A century ago the murmuration
circled
over women hanging out laundry
and children playing games at
backyard birthday parties.
A millennia ago it glimpsed the
earlier people
treading woodland trails
and building burial mounds
shaped like birds."
And
then it also becomes a metaphor for human 'flocks.' A strong and vivid poem.
Donna
Hilbert's "Days Waiting" is another poem that reveals itself as a
response to the sometimes ill-fitting cloak Covid Time has dressed us all in.
In an enumeration of life's inevitable waiting periods, that I hear as a chant,
the poem tallies:
"days waiting for summer to
start
days waiting for summer to end
days of migraine, nights of malaise
days of tedium, nights of dread:
I want them back
not for exchange, but to exclaim
this, too, my human life!"
Everything
matters, the poem tells us. Is this what we're learning?
At
least, Michael Gessner's insightful poem "Morning Words" tells us, we
still have mornings. His poem expands our way of looking at this daily
phenomenon:
"In poems, morning words
sound roundly odd, assume selves
born in sunrise, newly woken
to the world, a golden zone."
This
is a poem that scratches the surface of one of our most common everyday
experiences, blows away the dust, and polishes the real thing. It also gives me
another reason to get out of bed.
Barbara
Crooker's "Still Life With Aubergines, 1911," a graceful conversational
poem about Matisse's dynamic still-life, ends with some sound advice about the physical
as well as the painter's artistically depicted eggplants. These words not only apply
to the kitchen, but turn this fruit of a long, warm growing season into a
metaphor for our real summer:
"It could be bitter if not
cooked properly.
But salt it first, then simmer on
low
all afternoon, releasing its sweetness,
reminding us how summer is fleeting;
reminding us our days in the sun are
brief."
Judy
Kronenfeld's three lovely poems are all about the language. We're seeing common
experiences anew in these poems as well.
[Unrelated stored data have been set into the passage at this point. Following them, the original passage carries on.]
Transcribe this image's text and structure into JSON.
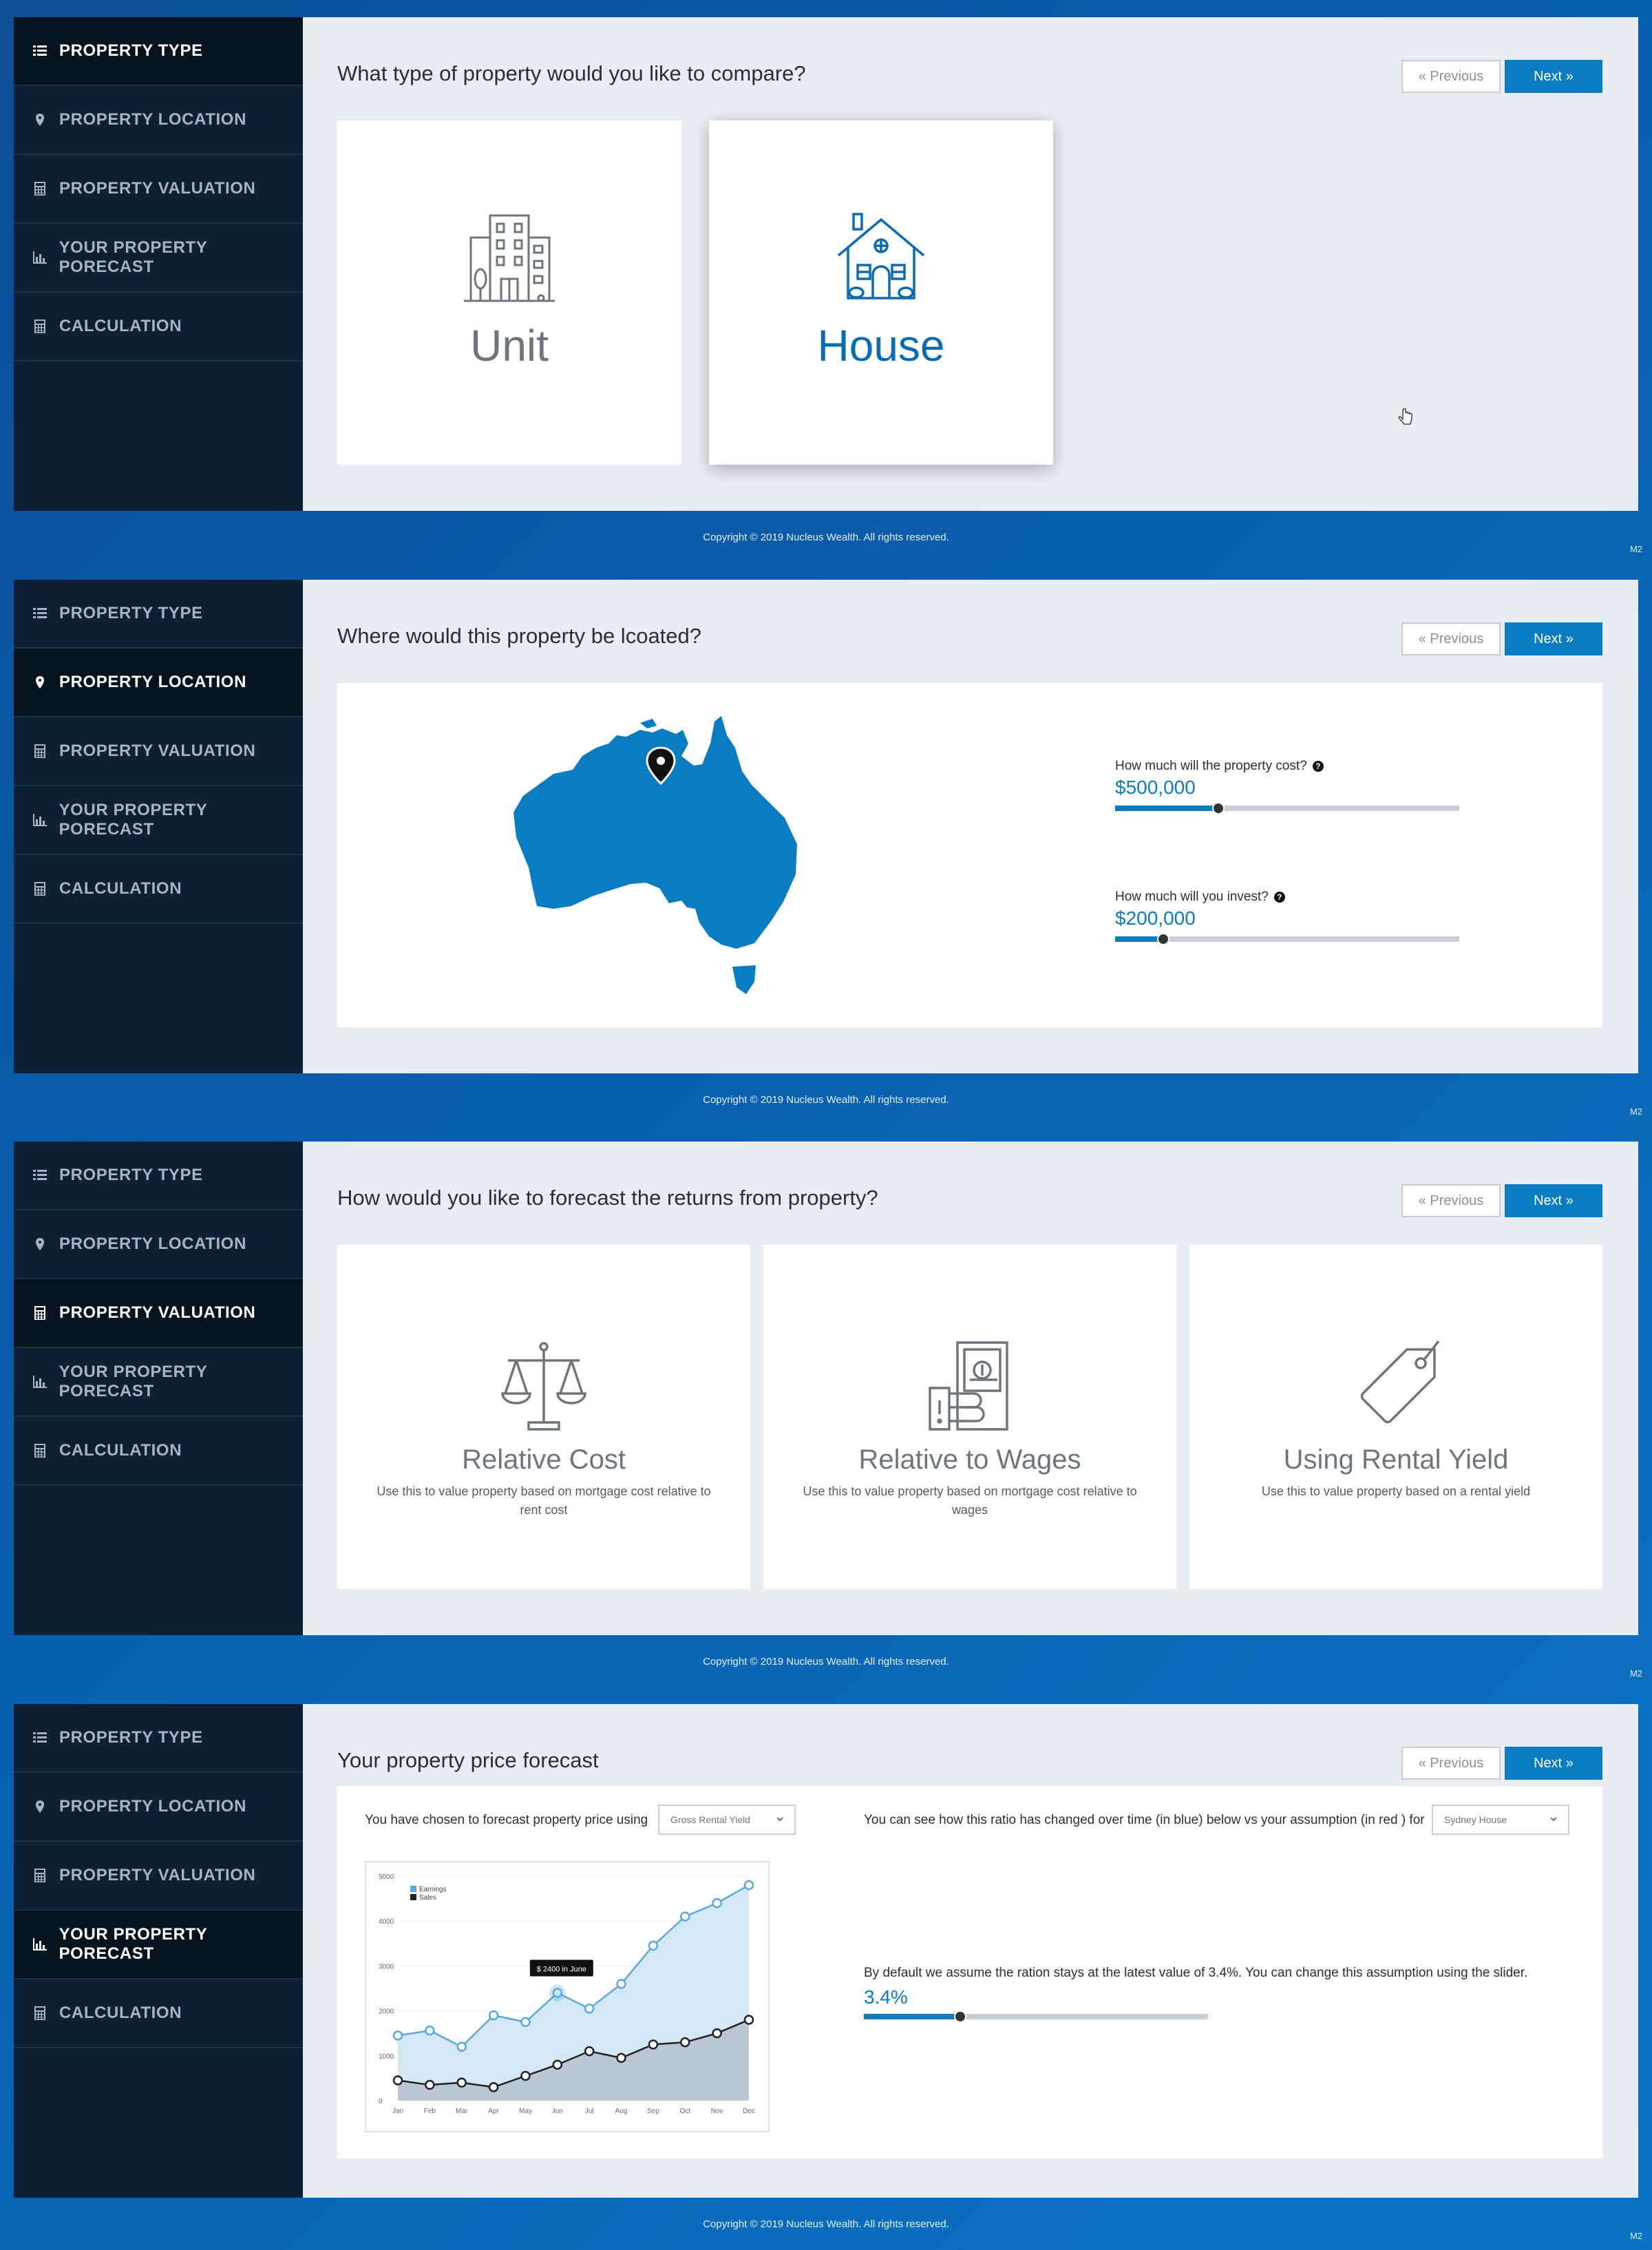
{
  "sidebar_items": [
    {
      "label": "PROPERTY TYPE",
      "icon": "list-icon"
    },
    {
      "label": "PROPERTY LOCATION",
      "icon": "map-pin-icon"
    },
    {
      "label": "PROPERTY VALUATION",
      "icon": "calculator-icon"
    },
    {
      "label": "YOUR PROPERTY PORECAST",
      "icon": "bar-chart-icon"
    },
    {
      "label": "CALCULATION",
      "icon": "calculator-icon"
    }
  ],
  "buttons": {
    "previous": "« Previous",
    "next": "Next »"
  },
  "footer": {
    "copyright": "Copyright © 2019 Nucleus Wealth. All rights reserved.",
    "corner_tag": "M2"
  },
  "colors": {
    "accent": "#0a7cc1",
    "sidebar": "#0d2035",
    "sidebar_active": "#07131f",
    "background": "#e9ecf1"
  },
  "screen1": {
    "question": "What type of property would you like to compare?",
    "active_step": 0,
    "cards": [
      {
        "label": "Unit",
        "icon": "apartment-building-icon",
        "selected": false
      },
      {
        "label": "House",
        "icon": "house-icon",
        "selected": true
      }
    ]
  },
  "screen2": {
    "question": "Where would this property be lcoated?",
    "active_step": 1,
    "cost_slider": {
      "label": "How much will the property cost?",
      "value": "$500,000",
      "fill": 0.3
    },
    "invest_slider": {
      "label": "How much will you invest?",
      "value": "$200,000",
      "fill": 0.14
    }
  },
  "screen3": {
    "question": "How would you like to forecast the returns from property?",
    "active_step": 2,
    "options": [
      {
        "title": "Relative Cost",
        "description": "Use this to value property based on mortgage cost relative to rent cost",
        "icon": "scales-icon"
      },
      {
        "title": "Relative to Wages",
        "description": "Use this to value property based on mortgage cost relative to wages",
        "icon": "hand-money-icon"
      },
      {
        "title": "Using Rental Yield",
        "description": "Use this to value property based on a rental yield",
        "icon": "price-tag-icon"
      }
    ]
  },
  "screen4": {
    "title": "Your property price forecast",
    "active_step": 3,
    "chosen_text": "You have chosen to forecast property price using",
    "method_select": "Gross Rental Yield",
    "ratio_text": "You can see how this ratio has changed over time (in blue) below vs your assumption (in red ) for",
    "property_select": "Sydney House",
    "default_text": "By default we assume the ration stays at the latest value of 3.4%. You can change this assumption using the slider.",
    "ratio_value": "3.4%",
    "ratio_fill": 0.28
  },
  "chart_data": {
    "type": "area",
    "categories": [
      "Jan",
      "Feb",
      "Mar",
      "Apr",
      "May",
      "Jun",
      "Jul",
      "Aug",
      "Sep",
      "Oct",
      "Nov",
      "Dec"
    ],
    "yticks": [
      "0",
      "1000",
      "2000",
      "3000",
      "4000",
      "5000"
    ],
    "ylim": [
      0,
      5000
    ],
    "series": [
      {
        "name": "Earnings",
        "color": "#5aa8dc",
        "values": [
          1450,
          1560,
          1200,
          1900,
          1750,
          2400,
          2050,
          2600,
          3450,
          4100,
          4400,
          4800
        ]
      },
      {
        "name": "Sales",
        "color": "#222222",
        "values": [
          450,
          350,
          400,
          300,
          550,
          800,
          1100,
          950,
          1250,
          1300,
          1500,
          1800
        ]
      }
    ],
    "tooltip": "$ 2400 in June",
    "grid": true,
    "legend_position": "top-left"
  }
}
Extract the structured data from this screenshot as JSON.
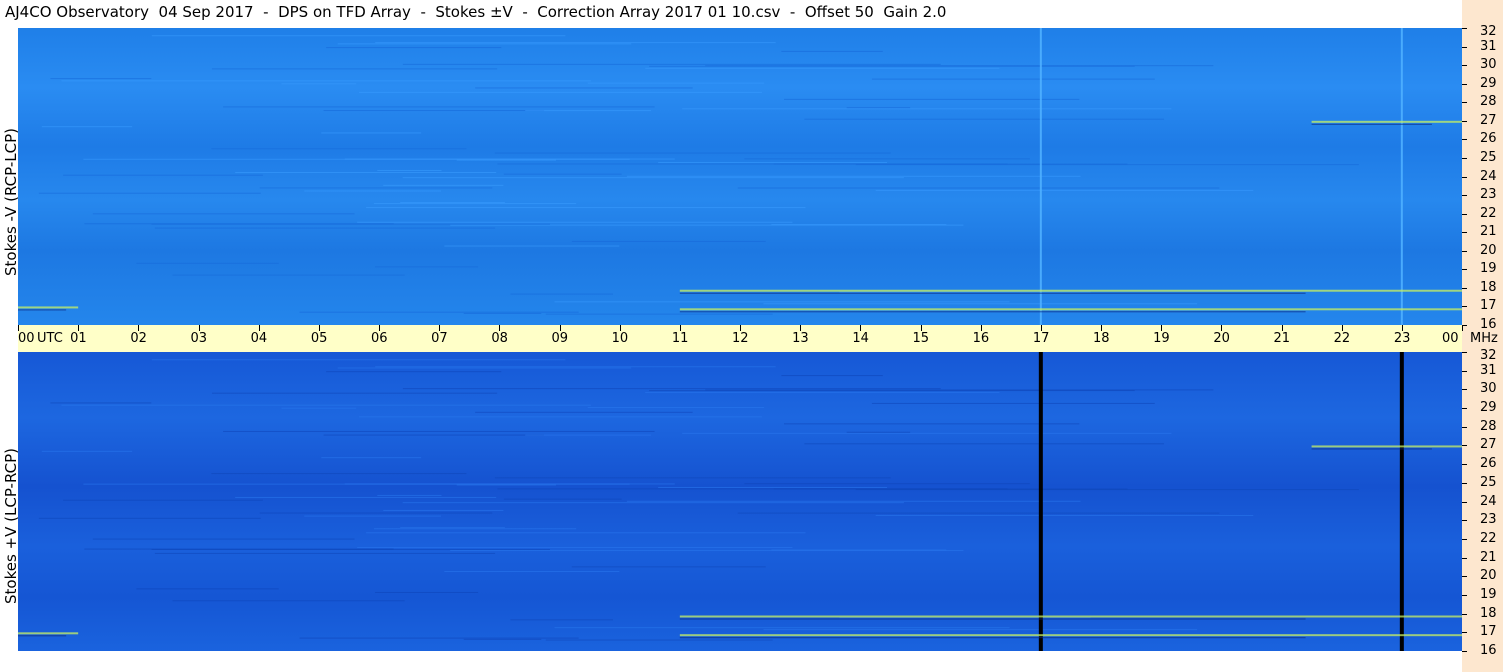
{
  "title": "AJ4CO Observatory  04 Sep 2017  -  DPS on TFD Array  -  Stokes ±V  -  Correction Array 2017 01 10.csv  -  Offset 50  Gain 2.0",
  "chart_data": {
    "type": "heatmap",
    "panels": [
      {
        "name": "top",
        "ylabel": "Stokes -V  (RCP-LCP)"
      },
      {
        "name": "bottom",
        "ylabel": "Stokes +V  (LCP-RCP)"
      }
    ],
    "x_axis": {
      "unit_label": "UTC",
      "ticks": [
        "00",
        "01",
        "02",
        "03",
        "04",
        "05",
        "06",
        "07",
        "08",
        "09",
        "10",
        "11",
        "12",
        "13",
        "14",
        "15",
        "16",
        "17",
        "18",
        "19",
        "20",
        "21",
        "22",
        "23",
        "00"
      ],
      "range_hours": [
        0,
        24
      ]
    },
    "y_axis": {
      "unit_label": "MHz",
      "ticks": [
        32,
        31,
        30,
        29,
        28,
        27,
        26,
        25,
        24,
        23,
        22,
        21,
        20,
        19,
        18,
        17,
        16
      ],
      "range_mhz": [
        16,
        32
      ]
    },
    "colors": {
      "top_base": "#2486ec",
      "bottom_base": "#1a5fdc",
      "rfi_line": "#4fb0ff",
      "gap_line": "#000000",
      "emission": "#c8f060",
      "utc_bar": "#ffffc8",
      "freq_strip": "#fde7cf"
    },
    "features": {
      "vertical_lines_utc": [
        17.0,
        23.0
      ],
      "bottom_gaps_utc": [
        17.0,
        23.0
      ],
      "emission_bands": [
        {
          "t_start": 11.0,
          "t_end": 24.0,
          "f_mhz": 17.9
        },
        {
          "t_start": 11.0,
          "t_end": 24.0,
          "f_mhz": 16.9
        },
        {
          "t_start": 0.0,
          "t_end": 1.0,
          "f_mhz": 17.0
        },
        {
          "t_start": 21.5,
          "t_end": 24.0,
          "f_mhz": 27.0
        }
      ]
    }
  }
}
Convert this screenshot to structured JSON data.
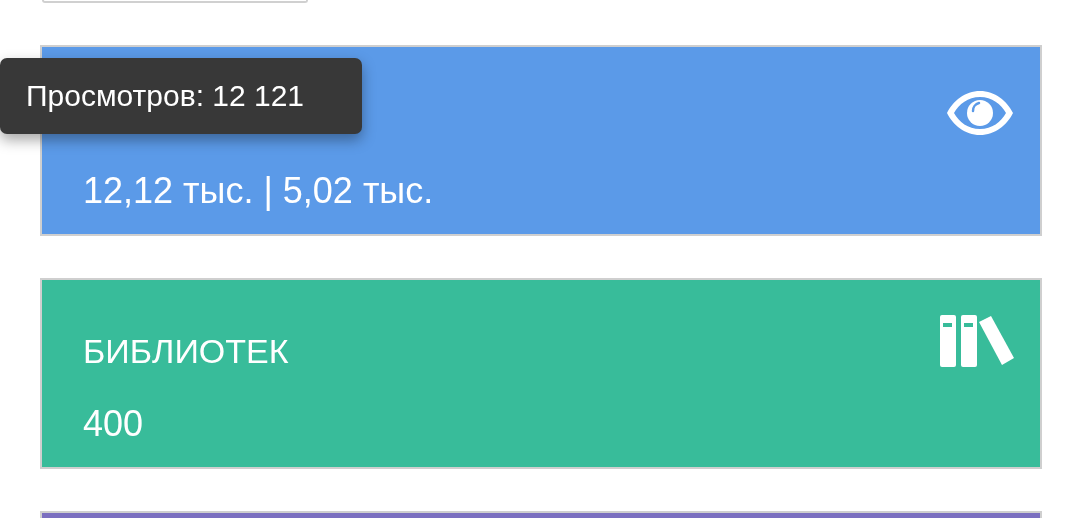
{
  "cards": [
    {
      "kind": "views",
      "color": "#5b9ae8",
      "value": "12,12 тыс. | 5,02 тыс."
    },
    {
      "kind": "libraries",
      "color": "#38bc9a",
      "title": "БИБЛИОТЕК",
      "value": "400"
    },
    {
      "kind": "other",
      "color": "#7b6fc0"
    }
  ],
  "tooltip": {
    "text": "Просмотров: 12 121"
  }
}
In "Window Blinds Leaking Light"
it's a child being put down for an afternoon nap, a mother opening and closing the
blinds:
"She clicked them up
in gentled flamenco,
when I drowsed full
of dappled sleep, rippled
them down when rose light faded
to the color of their faded ribbons."
As
if this isn't gorgeous enough, we learn of an early morning waking:
2 A.M. — moonmelt pawprints
here and there on the black blanket
Jeweled
words.
Tamar
Madison's three poems give us metaphors for thinking about experiences many of
us have probably known and possibly wish we haven't. The title of "When
the Mind Unwinds" offers us the image of a damaged film strip to stand for
memory impairment.
And then immediately gives us a
second one:
"The bridges that once
linked thoughts collapse
into a jumble of rotting planks
and broken pilings."
Chances
are we have to pick our away through this construction debris to attempt contact
with an aging loved one.
I
was even more startled by her poem "The Guys Who Work Inside My Head,"
who, as the poem explains, when memory drops a stitch come to the rescue:
"I only have to wonder aloud
and move on
to another thought when I feel a
little tap
on my shoulder or sense the presence
of a calm being behind me and there
he is,
or she, or it, handing me a folder
wrapped in a metaphor containing
the datum I couldn’t bring to mind
that short time ago."
Beautifully
inventive writing. Now, I tell myself, I have a happy way to think about what's
going on when the word or name I've lost Monday wanders back, unsolicited, on
Tuesday afternoon... I must say however that there are times, and days, when I
fear the "guys" have lost my address.
These
are also the poems of our times. Some of us working, possibly harder than ever;
many of us taking our temperature, possibly a bit too often.